Abstract

Mono- and diterpenoids are of great industrial and medical value as specialty chemicals and pharmaceuticals. Production of these compounds in microbial hosts, such as Escherichia coli, can be limited by intracellular levels of the polyprenyl diphosphate precursors, geranyl diphosphate (GPP), and geranylgeranyl diphosphate (GGPP). To alleviate this limitation, we constructed synthetic operons that express three key enzymes for biosynthesis of these precursors: (1). DXS,1-deoxy-d-xylulose-5-phosphate synthase; (2).

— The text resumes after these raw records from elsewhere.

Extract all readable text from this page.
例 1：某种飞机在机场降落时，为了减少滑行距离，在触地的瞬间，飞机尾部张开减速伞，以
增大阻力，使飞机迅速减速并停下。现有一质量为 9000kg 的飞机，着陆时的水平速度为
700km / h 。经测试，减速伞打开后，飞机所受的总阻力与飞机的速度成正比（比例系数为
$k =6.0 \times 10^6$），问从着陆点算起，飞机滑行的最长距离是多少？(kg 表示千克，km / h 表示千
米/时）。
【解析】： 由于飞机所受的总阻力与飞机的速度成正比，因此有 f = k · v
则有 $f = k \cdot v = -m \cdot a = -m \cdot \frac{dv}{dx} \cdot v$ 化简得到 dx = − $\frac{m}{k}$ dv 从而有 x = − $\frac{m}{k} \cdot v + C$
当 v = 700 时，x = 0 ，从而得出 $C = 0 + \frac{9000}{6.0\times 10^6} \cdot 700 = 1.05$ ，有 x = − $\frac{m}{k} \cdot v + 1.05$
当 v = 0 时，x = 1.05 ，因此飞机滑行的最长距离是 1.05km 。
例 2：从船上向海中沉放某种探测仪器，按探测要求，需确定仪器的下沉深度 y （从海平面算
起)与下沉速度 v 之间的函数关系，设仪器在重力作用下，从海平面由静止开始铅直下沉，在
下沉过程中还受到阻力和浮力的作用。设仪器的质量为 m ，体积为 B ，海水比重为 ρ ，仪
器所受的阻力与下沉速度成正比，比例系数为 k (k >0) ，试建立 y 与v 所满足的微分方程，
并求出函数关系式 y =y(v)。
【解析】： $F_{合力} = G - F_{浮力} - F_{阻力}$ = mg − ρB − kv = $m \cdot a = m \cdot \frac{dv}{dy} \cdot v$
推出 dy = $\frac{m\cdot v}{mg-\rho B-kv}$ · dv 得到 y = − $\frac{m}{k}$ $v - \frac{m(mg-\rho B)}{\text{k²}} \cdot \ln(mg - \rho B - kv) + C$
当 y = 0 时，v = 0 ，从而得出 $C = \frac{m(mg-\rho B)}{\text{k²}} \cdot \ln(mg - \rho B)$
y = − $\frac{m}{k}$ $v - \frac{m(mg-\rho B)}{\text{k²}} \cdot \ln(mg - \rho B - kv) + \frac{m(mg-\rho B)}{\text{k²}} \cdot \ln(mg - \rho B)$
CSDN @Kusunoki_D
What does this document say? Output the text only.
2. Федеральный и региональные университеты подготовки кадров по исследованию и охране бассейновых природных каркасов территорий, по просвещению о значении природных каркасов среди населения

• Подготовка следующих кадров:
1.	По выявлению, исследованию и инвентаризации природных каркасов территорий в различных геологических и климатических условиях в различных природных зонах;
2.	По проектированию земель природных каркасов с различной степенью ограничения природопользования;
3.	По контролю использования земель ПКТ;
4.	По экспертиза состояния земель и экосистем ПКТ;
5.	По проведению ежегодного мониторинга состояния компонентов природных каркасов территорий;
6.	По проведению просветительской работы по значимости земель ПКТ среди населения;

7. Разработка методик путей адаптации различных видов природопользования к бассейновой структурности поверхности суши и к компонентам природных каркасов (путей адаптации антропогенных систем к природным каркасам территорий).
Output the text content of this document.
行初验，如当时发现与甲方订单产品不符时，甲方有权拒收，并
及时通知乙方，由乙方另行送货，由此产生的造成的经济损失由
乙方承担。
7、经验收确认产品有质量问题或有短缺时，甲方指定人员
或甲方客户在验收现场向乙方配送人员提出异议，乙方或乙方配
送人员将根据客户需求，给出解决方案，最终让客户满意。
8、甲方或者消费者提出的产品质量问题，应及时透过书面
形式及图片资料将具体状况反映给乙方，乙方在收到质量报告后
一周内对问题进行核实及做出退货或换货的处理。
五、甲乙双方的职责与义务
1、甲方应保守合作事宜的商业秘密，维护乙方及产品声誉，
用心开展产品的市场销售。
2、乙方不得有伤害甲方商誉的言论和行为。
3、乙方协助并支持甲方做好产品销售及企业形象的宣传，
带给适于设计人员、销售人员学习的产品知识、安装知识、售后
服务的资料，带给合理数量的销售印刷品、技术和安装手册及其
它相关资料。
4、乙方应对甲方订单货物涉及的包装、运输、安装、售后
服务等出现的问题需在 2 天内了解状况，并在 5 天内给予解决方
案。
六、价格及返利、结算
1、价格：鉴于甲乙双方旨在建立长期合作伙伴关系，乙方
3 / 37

IPPHp, IPP isomerase from Haematococcus pluvialis; and (3). one of two variants of IspA, FPP synthase that produces either GPP or GGPP. The reporter plasmids pAC-LYC and pACYC-IB, which encode enzymes that convert either FPP or GGPP, respectively, to the pigment lycopene, were used to demonstrate that at full induction, the operon encoding the wild-type FPP synthase and mutant GGPP synthase produced similar levels of lycopene. To synthesize di- or monoterpenes in E. coli using the GGPP and GPP encoding operons either a diterpene cyclase [casbene cyclase (Ricinus communis L) and ent-kaurene cyclase (Phaeosphaeria sp. L487)] or a monoterpene cyclase [3-carene cyclase (Picea abies)] was coexpressed with their respective precursor production operon. Analysis of culture extracts or headspace by gas chromatography-mass spectrometry confirmed the in vivo production of the diterpenes casbene, kaur-15-ene, and kaur-16-ene and the monoterpenes alpha-pinene, myrcene, sabinene, 3-carene, alpha-terpinene, limonene, beta-phellandrene, alpha-terpinene, and terpinolene. Construction and functional expression of GGPP and GPP operons provides an in vivo precursor platform host for the future engineering of di- and monoterpene cyclases and the overproduction of terpenes in bacteria.